In fact, hundreds of new-to-science species of plants and animals have been discovered in Vietnam during the past three decades, and more are recorded each year. The antelope-like saola, for example. Its gentle, streaked face looks as if it has just escaped from a jungle-dream painting by Henri Rousseau. Heralded as “the last unicorn” for its rarity, the saola is the largest land-dwelling animal discovered anywhere since 1937. A small herd of long-lost rhinos, a barking deer and a striped rabbit have also turned up. So has a giant, 21-inch-long walking-stick insect, and many kinds of birds – laughing thrushes – fish, snakes and frogs hitherto unknown or thought to be extinct.

Vietnam’s forests shelter two dozen species of primates – gibbons, macaques, lorises and langurs, often in colours that make the human tribe look banal by contrast.

A promotional email I receive from Cuc Phuong National Park is tantalising: “The ancient forest contains almost 2,000 species of trees and among them live some amazing and rare animals including the clouded leopard, Delacour’s langur, Owston’s civet, otters and Asian black bears! ... owls, flying squirrels, lorises, bats and cats.”
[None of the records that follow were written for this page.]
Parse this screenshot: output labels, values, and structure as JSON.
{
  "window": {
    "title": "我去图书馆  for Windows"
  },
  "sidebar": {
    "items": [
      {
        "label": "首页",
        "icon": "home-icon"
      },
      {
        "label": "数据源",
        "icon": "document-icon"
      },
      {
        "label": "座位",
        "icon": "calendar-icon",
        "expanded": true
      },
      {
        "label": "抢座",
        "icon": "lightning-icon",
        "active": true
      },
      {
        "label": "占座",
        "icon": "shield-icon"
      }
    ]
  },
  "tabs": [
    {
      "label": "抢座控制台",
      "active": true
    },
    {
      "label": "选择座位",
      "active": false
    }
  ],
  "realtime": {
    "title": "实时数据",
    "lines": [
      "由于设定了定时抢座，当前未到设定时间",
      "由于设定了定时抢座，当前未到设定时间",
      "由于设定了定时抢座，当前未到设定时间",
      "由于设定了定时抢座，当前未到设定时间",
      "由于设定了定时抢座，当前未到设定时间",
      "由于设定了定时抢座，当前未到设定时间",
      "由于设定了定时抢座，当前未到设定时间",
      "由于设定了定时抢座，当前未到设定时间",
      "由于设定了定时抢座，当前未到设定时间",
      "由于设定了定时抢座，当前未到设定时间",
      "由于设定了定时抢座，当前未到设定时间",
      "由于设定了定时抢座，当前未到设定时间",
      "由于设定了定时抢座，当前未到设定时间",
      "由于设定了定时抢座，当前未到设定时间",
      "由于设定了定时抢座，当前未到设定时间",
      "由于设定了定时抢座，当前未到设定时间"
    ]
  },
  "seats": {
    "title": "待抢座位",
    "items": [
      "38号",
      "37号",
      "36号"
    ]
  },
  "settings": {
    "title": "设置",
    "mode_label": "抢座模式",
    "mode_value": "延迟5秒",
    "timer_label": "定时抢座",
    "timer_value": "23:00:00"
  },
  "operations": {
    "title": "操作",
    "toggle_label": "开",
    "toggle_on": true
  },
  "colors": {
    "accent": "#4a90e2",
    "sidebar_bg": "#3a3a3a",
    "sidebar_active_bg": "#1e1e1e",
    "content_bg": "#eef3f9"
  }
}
But in trying to make arrangements to visit, the travel fixers my wife and I contact are oddly hesitant about natural areas and wildlife, and they keep nudging us back towards mere scenery or to cities. And then this email: “Have you been to Vietnam before, or know of the situation there? It’s pretty dire if you are not aware.”

Dire for wildlife?

“Very much so. In Vietnam, national parks are primarily in name only, and poaching (often practised by park rangers) and worse has decimated wildlife.”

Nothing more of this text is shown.